Get all records that contain a number

Question

It is possible to write a query get all that record from a table where a certain field contains a numeric value?

something like "select street from tbladdress where street like '%0%' or street like '%1%' ect ect"

only then with one function?

Answer 1

To fetch rows that contain only numbers,use this query

select street 
from tbladdress 
where upper(street) = lower(street)

Works in oracle .

Answer 2

Searching for text within a column is horrendously inefficient and does not scale well (per-row functions, as a rule, all have this problem).

What you should be doing is trading disk space (which is cheap) for performance (which is never cheap) by creating a new column, hasNumerics for example, adding an index to it, then using an insert/update trigger to set it based on the data going into the real column.

This means the calculation is done only when the row is created or modified, not every single time you extract the data. Databases are almost always read far more often than they're written and using this solution allows you to amortize the cost of the calculation over many select statement executions.

Then, when you want your data, just use:

select * from mytable where hasNumerics = 1; -- or true or ...

and watch it leave a regular expression query or like '%...%' monstrosity in its dust.

Answer 3

I found this solution " select street from tbladresse with(nolock) where patindex('%[0-9]%',street) = 1"

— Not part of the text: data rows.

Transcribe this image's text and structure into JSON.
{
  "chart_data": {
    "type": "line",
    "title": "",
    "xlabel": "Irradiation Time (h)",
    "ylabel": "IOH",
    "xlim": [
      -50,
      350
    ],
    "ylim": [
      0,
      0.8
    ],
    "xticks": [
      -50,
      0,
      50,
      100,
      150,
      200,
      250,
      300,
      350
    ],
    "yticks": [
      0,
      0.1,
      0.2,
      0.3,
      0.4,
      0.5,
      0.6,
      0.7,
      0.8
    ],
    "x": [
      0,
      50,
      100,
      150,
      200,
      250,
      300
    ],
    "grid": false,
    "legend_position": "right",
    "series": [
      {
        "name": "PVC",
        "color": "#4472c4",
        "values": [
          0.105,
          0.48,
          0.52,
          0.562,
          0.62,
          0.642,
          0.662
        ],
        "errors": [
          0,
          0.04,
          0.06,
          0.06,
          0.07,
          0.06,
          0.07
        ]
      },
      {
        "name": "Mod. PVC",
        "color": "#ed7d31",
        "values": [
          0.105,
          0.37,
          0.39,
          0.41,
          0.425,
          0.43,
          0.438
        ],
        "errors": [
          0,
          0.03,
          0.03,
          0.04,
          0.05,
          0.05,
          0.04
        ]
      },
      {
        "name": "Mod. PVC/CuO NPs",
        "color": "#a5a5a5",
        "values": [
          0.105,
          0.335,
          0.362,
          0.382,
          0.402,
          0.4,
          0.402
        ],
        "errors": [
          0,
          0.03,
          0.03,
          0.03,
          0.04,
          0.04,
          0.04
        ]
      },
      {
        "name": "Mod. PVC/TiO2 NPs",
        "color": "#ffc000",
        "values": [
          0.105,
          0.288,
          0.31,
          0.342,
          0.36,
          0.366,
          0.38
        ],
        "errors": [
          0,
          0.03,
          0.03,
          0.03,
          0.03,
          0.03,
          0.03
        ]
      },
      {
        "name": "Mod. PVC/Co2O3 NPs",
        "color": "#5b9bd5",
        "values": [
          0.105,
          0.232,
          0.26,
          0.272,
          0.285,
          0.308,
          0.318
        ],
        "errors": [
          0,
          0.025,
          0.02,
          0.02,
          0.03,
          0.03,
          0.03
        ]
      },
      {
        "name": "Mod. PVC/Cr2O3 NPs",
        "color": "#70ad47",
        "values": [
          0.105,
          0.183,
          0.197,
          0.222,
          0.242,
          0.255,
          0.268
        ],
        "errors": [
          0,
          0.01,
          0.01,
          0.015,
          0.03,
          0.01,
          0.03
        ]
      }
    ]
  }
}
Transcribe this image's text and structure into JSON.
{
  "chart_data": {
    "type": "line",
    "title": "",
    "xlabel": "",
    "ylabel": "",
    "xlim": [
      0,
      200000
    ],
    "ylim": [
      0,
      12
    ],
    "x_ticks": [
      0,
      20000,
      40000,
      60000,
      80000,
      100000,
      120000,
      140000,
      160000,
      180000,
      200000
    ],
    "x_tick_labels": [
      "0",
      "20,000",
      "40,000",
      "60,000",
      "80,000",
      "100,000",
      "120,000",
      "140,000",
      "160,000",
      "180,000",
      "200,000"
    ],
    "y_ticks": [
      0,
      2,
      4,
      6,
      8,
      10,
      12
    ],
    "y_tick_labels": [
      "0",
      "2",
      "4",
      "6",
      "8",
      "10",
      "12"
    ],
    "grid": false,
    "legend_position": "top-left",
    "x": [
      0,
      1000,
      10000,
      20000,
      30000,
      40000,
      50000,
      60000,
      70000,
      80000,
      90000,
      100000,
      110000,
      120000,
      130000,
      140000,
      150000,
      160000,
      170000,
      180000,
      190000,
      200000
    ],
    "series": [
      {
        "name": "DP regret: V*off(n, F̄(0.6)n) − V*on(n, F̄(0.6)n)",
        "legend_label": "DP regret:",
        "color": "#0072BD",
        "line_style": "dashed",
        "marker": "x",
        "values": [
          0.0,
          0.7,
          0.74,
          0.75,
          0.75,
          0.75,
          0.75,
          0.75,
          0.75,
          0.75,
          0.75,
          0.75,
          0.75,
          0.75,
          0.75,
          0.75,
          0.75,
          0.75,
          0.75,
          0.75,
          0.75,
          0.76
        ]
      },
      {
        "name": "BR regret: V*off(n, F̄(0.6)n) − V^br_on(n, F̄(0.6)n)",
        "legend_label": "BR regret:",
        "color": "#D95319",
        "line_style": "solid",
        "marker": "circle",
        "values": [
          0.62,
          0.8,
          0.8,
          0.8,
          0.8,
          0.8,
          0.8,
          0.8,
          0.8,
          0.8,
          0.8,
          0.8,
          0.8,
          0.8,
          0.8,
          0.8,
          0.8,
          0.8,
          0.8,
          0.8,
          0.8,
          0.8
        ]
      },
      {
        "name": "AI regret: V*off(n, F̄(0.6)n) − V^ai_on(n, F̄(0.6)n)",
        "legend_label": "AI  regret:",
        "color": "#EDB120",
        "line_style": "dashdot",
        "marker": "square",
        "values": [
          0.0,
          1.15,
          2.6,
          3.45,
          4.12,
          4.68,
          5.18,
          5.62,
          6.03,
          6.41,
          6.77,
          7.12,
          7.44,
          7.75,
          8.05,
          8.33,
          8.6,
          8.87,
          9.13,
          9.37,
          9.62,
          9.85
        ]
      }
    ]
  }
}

it took me 2 mins to search 3 million on an unindexed field

Answer 4

Try this

declare @t table(street varchar(50))
insert into @t 
    select 'this address is 45/5, Some Road' union all
    select 'this address is only text'

select street from @t
where street like '%[0-9]%'

street

this address is 45/5, Some Road

Answer 5

Yes, but it will be inefficient, and probably slow, with a wildcard on the leading edge of the pattern

LIKE '%[0-9]%'